Are we seeing a new papal tradition?
St. John Paul in his travels would famously kiss the earth of every country he visited. His successor, Francis, appears inclined to kiss something else: hands.
A few weeks ago, Pope Francis caused a small sensation when he kissed the hand of the elderly Salesian Don De Paolis, a priest who has worked to try and change the church’s teaching on homosexuality.
This weekend, Francis kissed the hand of the Ecumenical Patriarch.
Video of the moment is below:
And this morning, he performed the same gesture on survivors of the Holocaust.
This last act of humility was accompanied by a remarkable discourse at Yad Vashem Holocaust memorial—remarks that were part prayer, part poem, part cry from the heart:
“Adam, where are you?” (cf. Gen 3:9).
Where are you, o man? What have you come to?
In this place, this memorial of the Shoah, we hear God’s question echo once more:
“Adam, where are you?”
This question is charged with all the sorrow of a Father who has lost his child.
The Father knew the risk of freedom; he knew that his children could be lost…
yet perhaps not even the Father could imagine so great a fall, so profound an abyss!
Here, before the boundless tragedy of the Holocaust,
That cry – “Where are you?” – echoes like a faint voice in an unfathomable abyss…
Adam, who are you? I no longer recognize you.
Who are you, o man? What have you become?
Of what horror have you been capable?
What made you fall to such depths?
Certainly it is not the dust of the earth from which you were made.
The dust of the earth is something good, the work of my hands.
Certainly it is not the breath of life which I breathed into you.
That breath comes from me, and it is something good (cf. Gen 2:7).
No, this abyss is not merely the work of your own hands, your own heart…
Who corrupted you? Who disfigured you?
Who led you to presume that you are the master of good and evil?
Who convinced you that you were god?
Not only did you torture and kill your brothers and sisters,
but you sacrificed them to yourself, because you made yourself a god.
Today, in this place, we hear once more the voice of God:
“Adam, where are you?”
From the ground there rises up a soft cry: “Have mercy on us, O Lord!”
To you, O Lord our God, belongs righteousness;
but to us confusion of face and shame (cf.
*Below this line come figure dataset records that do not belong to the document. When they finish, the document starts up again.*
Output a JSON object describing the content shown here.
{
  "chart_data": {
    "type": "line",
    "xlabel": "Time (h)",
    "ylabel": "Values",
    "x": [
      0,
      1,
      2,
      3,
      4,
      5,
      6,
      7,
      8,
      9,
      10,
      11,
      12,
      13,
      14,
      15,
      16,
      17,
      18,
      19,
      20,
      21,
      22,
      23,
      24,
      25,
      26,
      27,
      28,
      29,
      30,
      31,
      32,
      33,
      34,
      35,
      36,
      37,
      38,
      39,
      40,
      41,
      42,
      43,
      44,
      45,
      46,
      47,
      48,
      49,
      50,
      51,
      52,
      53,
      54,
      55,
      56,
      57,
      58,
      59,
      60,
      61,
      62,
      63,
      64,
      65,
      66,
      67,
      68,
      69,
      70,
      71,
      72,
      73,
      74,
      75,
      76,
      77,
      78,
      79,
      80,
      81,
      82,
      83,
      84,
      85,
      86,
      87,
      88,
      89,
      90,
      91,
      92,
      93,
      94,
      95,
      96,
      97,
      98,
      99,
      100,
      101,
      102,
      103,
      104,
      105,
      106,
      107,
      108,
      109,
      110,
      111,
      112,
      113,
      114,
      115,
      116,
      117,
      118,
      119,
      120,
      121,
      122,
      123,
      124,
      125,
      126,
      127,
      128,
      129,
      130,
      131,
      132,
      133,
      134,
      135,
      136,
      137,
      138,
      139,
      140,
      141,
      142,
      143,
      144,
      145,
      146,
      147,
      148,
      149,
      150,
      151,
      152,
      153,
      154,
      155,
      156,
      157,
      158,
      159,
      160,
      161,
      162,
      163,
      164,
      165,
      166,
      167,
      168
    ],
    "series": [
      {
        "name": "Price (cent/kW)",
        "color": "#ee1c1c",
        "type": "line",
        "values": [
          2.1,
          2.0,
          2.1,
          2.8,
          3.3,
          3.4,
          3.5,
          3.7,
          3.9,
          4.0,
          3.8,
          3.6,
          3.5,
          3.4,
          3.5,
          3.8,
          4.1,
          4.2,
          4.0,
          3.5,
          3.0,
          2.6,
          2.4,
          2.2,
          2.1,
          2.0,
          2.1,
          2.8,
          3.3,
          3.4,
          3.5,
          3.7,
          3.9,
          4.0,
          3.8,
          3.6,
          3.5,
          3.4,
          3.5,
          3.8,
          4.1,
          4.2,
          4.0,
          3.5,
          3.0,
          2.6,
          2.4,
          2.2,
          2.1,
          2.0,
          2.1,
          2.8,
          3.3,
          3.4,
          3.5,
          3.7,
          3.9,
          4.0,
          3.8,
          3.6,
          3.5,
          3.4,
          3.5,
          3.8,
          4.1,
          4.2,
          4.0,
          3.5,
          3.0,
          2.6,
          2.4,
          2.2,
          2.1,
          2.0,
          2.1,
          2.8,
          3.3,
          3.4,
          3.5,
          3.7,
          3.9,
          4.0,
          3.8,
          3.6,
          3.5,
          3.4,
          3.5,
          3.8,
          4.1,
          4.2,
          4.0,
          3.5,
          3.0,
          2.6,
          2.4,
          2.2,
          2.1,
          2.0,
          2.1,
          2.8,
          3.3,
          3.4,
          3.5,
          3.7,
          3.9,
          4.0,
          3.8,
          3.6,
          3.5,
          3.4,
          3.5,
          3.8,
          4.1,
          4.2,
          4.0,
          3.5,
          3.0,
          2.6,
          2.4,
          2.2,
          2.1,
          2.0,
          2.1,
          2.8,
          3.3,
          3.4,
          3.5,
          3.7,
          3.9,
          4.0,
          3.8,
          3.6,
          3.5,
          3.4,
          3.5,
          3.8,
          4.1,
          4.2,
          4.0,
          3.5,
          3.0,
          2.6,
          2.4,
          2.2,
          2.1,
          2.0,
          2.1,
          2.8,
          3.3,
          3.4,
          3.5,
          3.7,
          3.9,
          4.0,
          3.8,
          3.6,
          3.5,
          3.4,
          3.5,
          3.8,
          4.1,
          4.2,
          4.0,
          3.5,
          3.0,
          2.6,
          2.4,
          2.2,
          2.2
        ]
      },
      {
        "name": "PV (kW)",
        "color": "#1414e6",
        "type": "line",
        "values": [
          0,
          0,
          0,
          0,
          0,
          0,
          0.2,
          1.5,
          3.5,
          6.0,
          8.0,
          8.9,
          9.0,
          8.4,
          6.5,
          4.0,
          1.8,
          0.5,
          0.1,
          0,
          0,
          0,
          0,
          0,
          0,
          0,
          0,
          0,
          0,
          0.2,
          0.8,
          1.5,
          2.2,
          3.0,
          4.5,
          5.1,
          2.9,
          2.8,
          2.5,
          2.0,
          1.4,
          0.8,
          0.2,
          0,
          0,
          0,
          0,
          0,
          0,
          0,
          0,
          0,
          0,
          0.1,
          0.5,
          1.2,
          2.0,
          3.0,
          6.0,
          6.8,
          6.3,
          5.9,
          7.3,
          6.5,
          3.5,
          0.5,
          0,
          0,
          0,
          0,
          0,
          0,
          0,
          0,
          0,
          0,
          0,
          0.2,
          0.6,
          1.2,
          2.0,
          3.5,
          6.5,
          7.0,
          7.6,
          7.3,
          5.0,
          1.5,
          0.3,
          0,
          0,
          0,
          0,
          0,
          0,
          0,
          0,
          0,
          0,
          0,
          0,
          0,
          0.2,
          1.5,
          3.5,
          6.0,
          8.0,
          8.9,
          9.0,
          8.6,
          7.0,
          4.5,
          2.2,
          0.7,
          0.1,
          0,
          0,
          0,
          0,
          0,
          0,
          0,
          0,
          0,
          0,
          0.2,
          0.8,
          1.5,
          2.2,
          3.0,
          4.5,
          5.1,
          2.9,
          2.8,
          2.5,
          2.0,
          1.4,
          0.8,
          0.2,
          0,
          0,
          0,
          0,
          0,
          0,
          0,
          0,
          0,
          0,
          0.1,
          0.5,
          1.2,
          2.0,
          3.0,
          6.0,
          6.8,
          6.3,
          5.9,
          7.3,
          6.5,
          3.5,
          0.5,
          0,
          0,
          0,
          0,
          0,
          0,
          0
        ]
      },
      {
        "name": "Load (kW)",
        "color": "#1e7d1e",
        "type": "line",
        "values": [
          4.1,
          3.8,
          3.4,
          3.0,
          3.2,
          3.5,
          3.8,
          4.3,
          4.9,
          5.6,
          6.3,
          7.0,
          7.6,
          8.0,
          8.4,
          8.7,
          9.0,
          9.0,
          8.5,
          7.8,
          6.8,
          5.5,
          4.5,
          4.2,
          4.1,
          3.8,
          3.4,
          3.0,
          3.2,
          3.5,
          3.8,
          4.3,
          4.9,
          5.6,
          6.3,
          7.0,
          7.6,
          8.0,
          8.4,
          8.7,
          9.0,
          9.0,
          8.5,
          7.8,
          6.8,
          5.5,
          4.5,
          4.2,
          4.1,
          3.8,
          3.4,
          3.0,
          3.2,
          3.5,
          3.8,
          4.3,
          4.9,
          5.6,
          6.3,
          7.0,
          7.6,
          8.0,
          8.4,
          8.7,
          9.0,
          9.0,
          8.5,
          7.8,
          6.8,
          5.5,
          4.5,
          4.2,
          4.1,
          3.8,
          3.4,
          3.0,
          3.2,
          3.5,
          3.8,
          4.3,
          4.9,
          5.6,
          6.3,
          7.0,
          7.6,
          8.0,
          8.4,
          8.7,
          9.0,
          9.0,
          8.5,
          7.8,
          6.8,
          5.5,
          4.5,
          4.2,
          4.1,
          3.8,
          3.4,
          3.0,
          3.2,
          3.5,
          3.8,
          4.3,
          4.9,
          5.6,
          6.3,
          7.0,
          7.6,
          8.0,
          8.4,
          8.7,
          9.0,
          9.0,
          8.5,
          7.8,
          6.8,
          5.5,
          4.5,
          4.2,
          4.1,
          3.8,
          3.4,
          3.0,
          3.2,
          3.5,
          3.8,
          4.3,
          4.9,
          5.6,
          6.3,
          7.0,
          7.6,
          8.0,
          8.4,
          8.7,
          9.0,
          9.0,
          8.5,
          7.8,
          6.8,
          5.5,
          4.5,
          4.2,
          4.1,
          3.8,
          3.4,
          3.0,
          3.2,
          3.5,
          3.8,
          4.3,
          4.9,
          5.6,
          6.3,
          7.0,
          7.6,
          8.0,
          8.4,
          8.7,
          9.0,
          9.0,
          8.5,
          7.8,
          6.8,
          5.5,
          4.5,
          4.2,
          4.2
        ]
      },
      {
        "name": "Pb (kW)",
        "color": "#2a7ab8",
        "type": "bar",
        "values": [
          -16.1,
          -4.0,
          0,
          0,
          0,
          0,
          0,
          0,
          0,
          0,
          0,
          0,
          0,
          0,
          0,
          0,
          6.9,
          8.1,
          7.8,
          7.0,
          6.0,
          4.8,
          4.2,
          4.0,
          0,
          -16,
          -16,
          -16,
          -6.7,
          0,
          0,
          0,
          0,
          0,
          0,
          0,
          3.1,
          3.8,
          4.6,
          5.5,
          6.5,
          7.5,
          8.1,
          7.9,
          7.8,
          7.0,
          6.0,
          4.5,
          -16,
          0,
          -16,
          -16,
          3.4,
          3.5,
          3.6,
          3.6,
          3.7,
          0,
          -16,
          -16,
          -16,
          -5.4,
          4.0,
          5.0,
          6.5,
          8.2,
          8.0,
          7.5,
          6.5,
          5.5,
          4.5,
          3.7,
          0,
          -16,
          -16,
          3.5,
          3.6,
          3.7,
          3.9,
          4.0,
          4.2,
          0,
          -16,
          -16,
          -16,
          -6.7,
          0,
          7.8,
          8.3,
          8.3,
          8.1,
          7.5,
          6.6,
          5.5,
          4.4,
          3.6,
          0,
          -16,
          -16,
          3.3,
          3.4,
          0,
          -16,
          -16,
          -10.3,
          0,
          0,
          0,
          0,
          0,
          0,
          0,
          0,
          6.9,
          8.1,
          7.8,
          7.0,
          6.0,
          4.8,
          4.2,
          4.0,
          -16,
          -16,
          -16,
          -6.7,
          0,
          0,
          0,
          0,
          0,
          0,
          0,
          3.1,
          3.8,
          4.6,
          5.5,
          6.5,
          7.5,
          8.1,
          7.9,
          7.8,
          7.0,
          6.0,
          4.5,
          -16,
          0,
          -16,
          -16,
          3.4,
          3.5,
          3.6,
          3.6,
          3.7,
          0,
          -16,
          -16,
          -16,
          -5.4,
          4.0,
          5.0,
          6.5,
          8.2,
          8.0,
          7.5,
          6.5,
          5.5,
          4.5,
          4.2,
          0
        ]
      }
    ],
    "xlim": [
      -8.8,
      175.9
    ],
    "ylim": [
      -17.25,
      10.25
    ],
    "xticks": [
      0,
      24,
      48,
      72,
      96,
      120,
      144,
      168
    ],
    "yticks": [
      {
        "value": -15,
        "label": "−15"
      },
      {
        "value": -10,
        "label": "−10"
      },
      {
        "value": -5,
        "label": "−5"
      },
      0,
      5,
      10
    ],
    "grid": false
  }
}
Bar 1:15).
A great evil has befallen us, such as never happened under the heavens (cf. Bar 2:2).
Now, Lord, hear our prayer, hear our plea, save us in your mercy.
Save us from this horror.
Almighty Lord, a soul in anguish cries out to you.
Hear, Lord, and have mercy!
We have sinned against you. You reign for ever (cf. Bar 3:1-2).
Remember us in your mercy.
Grant us the grace to be ashamed of what we men have done,
to be ashamed of this massive idolatry,
of having despised and destroyed our own flesh
which you formed from the earth,
to which you gave life with your own breath of life.
Never again, Lord, never again!
“Adam, where are you?”
Here we are, Lord, shamed by what man,
created in your own image and likeness,
was capable of doing.
Remember us in your mercy.
UPDATE: Simcha Fischer has her own take on the phenomenon:
You may wish that the Pope would do something different, besides imitating a saint. You may long to see him turn his back on the same people you turn your back on, come thundering down on the sinners you find especially revolting. But this is what he’s doing instead: kissing hands. He is acknowledging that we are here to bring Christ to each other.
We hear that Pope Francis is “sending the wrong message” when he consorts with sinners like the dissenting activist priest. But it’s the same message God sent to Adam when He called to him in the garden. It’s the same message that Jesus was sending when He told the story of the prodigal son. When man sins, God calls him, begs him to return. The hands with the stigmata reach out for the hands that killed, that tortured, that squandered, that betrayed.